Жадность сгубила монополию
Джон Гудфренд, председатель совета директоров Salomon Brothers, в конце 1984 года пригласил руководство отдела закладных в один из самых дорогих нью-йоркских ресторанов, чтобы сообщить о своем удовлетворении от работы отдела, а также назвать суммы ежегодных премий. В отделе Ранье, который к тому времени превратился в своего рода государство в государстве, размер премий вызывал острое недовольство. Сотрудники, ежегодно приносившие своей компании десятки миллионов долларов чистой прибыли – больше, чем кто-либо на Уолл-стрит, получали в сотни раз меньше, чем их менее успешные коллеги в конкурирующих банках.
Размеры премий (в год, когда отдел заработал почти $300 млн, его сотрудники получили в среднем по $150 000 – $200 000), а главное – помпа, с которой Гудфренд их огласил, превратили скрытое недовольство в открытый мятеж. Менеджеры потребовали, чтобы оплату их труда привязали к размеру прибыли, Гудфренд выполнить требование отказался, и в результате разгорелся громкий скандал. После обеда началось массовое бегство сотрудников отдела Ранье в конкурирующие фирмы, которые давно уже пытались переманить их на многомиллионные оклады. С собой они уносили не только технологии работы с ипотечными облигациями, но и свои клиентские базы и массу внутренних секретов Salomon.
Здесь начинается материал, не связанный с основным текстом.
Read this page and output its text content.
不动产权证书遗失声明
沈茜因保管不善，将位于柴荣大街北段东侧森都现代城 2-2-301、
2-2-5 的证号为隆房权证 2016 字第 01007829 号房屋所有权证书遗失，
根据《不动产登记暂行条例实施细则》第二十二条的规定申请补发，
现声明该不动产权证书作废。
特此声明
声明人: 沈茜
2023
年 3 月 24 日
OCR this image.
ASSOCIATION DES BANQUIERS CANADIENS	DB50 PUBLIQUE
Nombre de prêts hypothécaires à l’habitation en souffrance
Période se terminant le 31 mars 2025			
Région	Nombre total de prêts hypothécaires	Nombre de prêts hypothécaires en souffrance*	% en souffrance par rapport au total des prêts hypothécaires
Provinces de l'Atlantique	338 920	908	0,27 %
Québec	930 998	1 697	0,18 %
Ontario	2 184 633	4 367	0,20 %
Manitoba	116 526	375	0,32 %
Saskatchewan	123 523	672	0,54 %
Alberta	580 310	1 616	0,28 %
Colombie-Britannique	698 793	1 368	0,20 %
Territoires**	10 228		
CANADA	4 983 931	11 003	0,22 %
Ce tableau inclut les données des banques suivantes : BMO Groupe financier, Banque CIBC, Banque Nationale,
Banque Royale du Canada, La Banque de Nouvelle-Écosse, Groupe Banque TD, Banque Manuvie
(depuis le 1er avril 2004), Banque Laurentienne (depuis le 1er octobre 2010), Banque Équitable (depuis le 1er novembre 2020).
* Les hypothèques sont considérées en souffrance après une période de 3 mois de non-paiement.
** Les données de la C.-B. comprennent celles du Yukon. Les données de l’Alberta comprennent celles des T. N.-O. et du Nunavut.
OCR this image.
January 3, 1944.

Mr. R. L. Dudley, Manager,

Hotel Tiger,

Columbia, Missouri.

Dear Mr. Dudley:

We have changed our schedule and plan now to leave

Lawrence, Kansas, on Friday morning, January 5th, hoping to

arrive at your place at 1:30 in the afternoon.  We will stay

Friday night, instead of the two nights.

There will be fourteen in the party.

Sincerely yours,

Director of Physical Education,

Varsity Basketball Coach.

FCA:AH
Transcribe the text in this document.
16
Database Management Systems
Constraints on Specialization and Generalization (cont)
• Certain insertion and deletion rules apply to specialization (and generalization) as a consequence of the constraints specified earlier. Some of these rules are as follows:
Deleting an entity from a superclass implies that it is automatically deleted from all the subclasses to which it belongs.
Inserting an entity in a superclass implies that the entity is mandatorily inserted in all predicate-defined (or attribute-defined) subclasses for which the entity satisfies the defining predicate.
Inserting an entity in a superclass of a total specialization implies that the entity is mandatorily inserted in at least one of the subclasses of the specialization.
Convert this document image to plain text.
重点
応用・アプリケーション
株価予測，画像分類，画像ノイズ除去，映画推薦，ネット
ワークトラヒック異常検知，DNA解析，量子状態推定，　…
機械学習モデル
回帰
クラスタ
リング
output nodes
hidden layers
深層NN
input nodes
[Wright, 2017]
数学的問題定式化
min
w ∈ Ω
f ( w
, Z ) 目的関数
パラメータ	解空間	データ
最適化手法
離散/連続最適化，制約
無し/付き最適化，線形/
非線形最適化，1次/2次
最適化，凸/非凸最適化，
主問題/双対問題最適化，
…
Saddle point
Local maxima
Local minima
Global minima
Вскоре от всего отдела остались только сам Ранье и несколько преданных ему сотрудников, но после серии устроенных ими заговоров, направленных на смещение руководства, уволили и этих. Уничтожив свой флагманский отдел, банк Salomon покатился по наклонной, а рынок ипотечных облигаций был поделен между его конкурентами.